Is my sister jealous of me or I am jealous of her....

Canada
March 29, 2007 3:20pm CST
Ok, I know that this might sound ridiculous, but I need some advice on it... Last year, my husband was fired from his job because he attended a month long inpatient treatment center to battle his alcoholism. Just as of recently he has taken his past employer to court for wrongful dismissial. He won, and now, we are looking at getting a hefty settlement. We are currently expecting our third child, and feel that we should use this money towards a newer, and bigger vehicle. When I was discussing with my sister what kind of vechiles we had been looking at, she ripped me a new bumhole, told me that I didnt know how to spend money wisely, and then repeatedly yelled in the phone, that I was jealous of her. Quite frankly, I am the furthest thing from it. Yes, our marriage hasnt been easy, but we are human.
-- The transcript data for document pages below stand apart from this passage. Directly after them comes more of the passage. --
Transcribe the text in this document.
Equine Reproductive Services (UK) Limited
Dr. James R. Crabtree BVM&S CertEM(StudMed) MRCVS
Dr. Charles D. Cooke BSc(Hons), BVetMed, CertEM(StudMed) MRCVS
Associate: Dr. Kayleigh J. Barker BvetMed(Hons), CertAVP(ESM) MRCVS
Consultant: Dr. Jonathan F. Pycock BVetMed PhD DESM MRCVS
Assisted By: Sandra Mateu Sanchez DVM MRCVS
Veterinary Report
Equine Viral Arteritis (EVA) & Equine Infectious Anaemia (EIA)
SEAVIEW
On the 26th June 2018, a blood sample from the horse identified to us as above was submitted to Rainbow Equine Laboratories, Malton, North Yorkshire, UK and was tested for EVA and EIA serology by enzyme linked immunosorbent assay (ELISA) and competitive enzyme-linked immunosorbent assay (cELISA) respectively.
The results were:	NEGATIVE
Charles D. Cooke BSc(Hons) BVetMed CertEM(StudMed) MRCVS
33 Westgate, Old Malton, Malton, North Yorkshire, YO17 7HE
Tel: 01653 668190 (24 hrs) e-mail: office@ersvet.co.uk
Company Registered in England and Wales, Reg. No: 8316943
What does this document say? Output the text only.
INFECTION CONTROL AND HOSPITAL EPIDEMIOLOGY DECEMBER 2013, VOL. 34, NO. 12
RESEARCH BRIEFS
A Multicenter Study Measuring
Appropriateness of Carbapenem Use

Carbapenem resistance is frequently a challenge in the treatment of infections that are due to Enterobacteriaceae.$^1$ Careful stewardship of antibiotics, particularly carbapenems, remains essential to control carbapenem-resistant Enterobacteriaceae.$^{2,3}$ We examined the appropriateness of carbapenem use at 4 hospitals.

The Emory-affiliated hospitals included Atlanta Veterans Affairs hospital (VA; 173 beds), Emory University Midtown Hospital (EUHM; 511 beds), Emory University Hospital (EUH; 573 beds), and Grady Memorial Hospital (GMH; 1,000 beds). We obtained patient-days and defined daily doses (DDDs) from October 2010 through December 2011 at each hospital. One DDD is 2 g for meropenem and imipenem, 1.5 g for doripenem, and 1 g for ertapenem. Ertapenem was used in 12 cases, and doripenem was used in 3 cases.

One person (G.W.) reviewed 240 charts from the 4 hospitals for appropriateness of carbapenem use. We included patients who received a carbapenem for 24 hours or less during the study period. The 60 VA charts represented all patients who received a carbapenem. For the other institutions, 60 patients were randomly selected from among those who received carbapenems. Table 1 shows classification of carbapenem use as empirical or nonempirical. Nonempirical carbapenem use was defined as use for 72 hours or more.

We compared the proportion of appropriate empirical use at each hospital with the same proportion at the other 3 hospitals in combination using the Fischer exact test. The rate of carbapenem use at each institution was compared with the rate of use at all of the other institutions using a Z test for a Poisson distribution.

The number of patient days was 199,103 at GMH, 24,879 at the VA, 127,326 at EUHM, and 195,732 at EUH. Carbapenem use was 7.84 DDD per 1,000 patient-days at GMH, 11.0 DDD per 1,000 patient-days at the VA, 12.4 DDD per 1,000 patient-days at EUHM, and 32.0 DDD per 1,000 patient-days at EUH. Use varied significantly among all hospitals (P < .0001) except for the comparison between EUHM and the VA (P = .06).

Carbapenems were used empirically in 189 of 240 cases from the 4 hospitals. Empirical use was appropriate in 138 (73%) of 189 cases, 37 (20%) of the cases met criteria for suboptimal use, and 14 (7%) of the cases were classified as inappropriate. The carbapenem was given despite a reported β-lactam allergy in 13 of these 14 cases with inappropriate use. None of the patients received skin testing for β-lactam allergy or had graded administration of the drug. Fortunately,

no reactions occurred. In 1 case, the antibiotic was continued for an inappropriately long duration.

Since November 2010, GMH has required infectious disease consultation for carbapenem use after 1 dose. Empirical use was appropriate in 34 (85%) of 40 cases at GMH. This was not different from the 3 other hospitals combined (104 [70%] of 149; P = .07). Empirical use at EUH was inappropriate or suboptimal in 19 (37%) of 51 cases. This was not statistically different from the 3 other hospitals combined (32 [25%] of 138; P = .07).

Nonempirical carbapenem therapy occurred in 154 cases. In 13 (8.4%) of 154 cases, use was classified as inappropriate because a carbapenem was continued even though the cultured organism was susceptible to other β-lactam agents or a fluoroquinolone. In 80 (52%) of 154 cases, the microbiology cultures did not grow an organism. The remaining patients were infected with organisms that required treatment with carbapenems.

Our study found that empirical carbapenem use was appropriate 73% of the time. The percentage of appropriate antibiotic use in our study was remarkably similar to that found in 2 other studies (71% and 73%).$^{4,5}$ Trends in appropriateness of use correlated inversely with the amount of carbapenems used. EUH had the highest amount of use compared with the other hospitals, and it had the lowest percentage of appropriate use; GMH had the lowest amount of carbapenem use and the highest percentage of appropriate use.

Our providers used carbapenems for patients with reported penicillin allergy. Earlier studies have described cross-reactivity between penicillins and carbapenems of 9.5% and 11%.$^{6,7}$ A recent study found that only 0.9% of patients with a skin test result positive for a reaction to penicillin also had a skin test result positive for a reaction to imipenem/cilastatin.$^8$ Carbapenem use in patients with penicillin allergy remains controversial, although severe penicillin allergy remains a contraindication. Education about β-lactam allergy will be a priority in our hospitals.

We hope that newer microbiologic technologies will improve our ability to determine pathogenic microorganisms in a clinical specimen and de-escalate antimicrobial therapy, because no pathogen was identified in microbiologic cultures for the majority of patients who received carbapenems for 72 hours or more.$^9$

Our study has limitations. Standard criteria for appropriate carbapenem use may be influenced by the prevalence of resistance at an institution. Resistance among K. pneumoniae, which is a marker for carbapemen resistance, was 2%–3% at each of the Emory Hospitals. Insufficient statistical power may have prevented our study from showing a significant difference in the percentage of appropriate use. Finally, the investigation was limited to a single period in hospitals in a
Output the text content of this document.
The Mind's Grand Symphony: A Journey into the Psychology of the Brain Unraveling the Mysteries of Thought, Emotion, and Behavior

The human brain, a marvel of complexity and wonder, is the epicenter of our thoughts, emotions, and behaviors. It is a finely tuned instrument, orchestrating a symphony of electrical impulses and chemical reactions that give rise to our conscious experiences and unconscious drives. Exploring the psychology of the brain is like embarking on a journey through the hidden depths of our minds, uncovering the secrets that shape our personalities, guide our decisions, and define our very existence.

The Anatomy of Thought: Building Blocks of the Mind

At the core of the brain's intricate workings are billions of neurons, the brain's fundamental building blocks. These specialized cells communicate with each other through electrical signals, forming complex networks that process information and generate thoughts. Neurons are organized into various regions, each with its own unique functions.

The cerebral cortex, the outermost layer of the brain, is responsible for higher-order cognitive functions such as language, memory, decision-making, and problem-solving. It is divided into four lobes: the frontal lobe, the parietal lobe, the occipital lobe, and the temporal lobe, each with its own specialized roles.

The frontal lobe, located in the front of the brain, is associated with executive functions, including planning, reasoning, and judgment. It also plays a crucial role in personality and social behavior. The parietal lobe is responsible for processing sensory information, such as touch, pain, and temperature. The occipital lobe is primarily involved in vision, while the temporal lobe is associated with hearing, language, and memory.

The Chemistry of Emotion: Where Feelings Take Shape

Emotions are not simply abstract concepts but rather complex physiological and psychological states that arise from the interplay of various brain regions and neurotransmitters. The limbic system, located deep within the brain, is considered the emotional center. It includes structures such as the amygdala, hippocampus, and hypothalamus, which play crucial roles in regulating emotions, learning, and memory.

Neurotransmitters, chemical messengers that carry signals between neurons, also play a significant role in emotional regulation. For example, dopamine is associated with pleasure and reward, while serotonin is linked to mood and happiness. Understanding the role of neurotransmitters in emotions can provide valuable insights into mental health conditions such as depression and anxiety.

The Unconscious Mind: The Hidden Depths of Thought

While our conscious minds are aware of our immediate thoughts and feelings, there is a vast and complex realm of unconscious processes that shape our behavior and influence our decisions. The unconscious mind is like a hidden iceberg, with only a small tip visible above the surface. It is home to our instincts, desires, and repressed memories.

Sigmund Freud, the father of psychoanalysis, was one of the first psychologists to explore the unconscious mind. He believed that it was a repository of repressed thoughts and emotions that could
I have two beauitful boys, I live relatively comfortably, and I have a great job... Is she the one who is jealous of me, or I am I jealous of her, and jusy cant find away to admit it...
2 people like this
4 responses
• Canada
29 Mar 07
It's hard when we hope people will be happy for us - and then they aren't. I'm sure there are many reasons why she reacted that way to your discussion, Saskmommy. Sure, she might be jealous that you're looking at a new vehicle... but, if she's saying you're jealous of HER, then I'm thinking that there's more than jealousy there. It's possible that she is not necessarily jealous but angry that you're getting something nice with what she might view as "free money." Your husband had to go through a difficult time (both in treatment and in court, I'm sure) to get that settlement but maybe your sister can only see that you're getting something that you "didn't work for"... I know a LOT of people like that. If you receive an inheritance, for example, and do something nice with it, they are upset because, if they wanted to do the same, no one would be "giving them" the money, you know? Then again, if you want to try to put this in a more positive light, maybe your sister just thought that you should be setting aside that money to get things for your new baby or to set up education savings for all of your children. Maybe she figures that the vehicle you have is fine right now and she was surprised that you weren't doing something else with the settlement. I remember, when I was with my ex, we got a mini-van. Some of his relatives came to our home for a party and it was parked in the driveway. One of them asked, "Who's van is that???" and, when I said it was ours, she just let out a sarcastic, "oh REALLY!!" and walked away in a huff. She was annoyed the whole day... and it was only because she wanted her husband to get them a van but she wanted it to be a company vehicle so they didn't have to pay for it. He wasn't successful in getting one but, somehow, she was mad at us for getting one that we had to pay for! There are just people who have trouble being happy for anyone else. (She reacted the same way when we bought a house and they were living in an apartment... the attitude really got old!) All in all, it's your husband's settlement and it's a decision to be made under your own roof as to how you spend it. You're pregnant and you don't need the stress of arguing with your sister. If you can, I'd say just let it go and be happy with whatever you decide. Good luck with it... and with your new addition :)
1 person likes this
• Canada
29 Mar 07
Thanks for the advice... I am glad to see that I am not the wonly one who is going through this, and I am glad that you didnt think I was being ridiculous on my posting. :)
1 person likes this
• United States
29 Mar 07
Well, you didn't give any reasons to why you would be jelous of her... So I dont see how you are jelous of her.. And maybe she was just having a rough day when you told her about getting a new car and she took it out on you. I don't know.. Of what you are asking I would have to say that your sister is jelous of you becuase you are getting a new car.
1 person likes this
• Canada
29 Mar 07
That is what I thought !:)
1 person likes this
• United States
30 Mar 07
Well to start sisters are very competitive anyways and it sounds like you are close in age to still be arguing over such minor events in your lives. Whether she is jealous of you are she thinks you are jealous of her it does not matter what matters is that you are happy with your life and doing what pleases you. Always remember you cannot change that you don't control and the best we can do is accept that you will not agree on this issue and move on. Your sister will always be your sister and sometimes you will not agree on issues, but what will always be the same is that your love for her cause no matter what she will always be your sister. ~ Take Care ~
1 person likes this
• Canada
8 May 07
Well it is calle dsibling rivalry had adn still have it with my sibs alwasy want what they have always want to be doing what they are doing. Alss you can do is try to be mature abotu it and be happy for them that worked for me.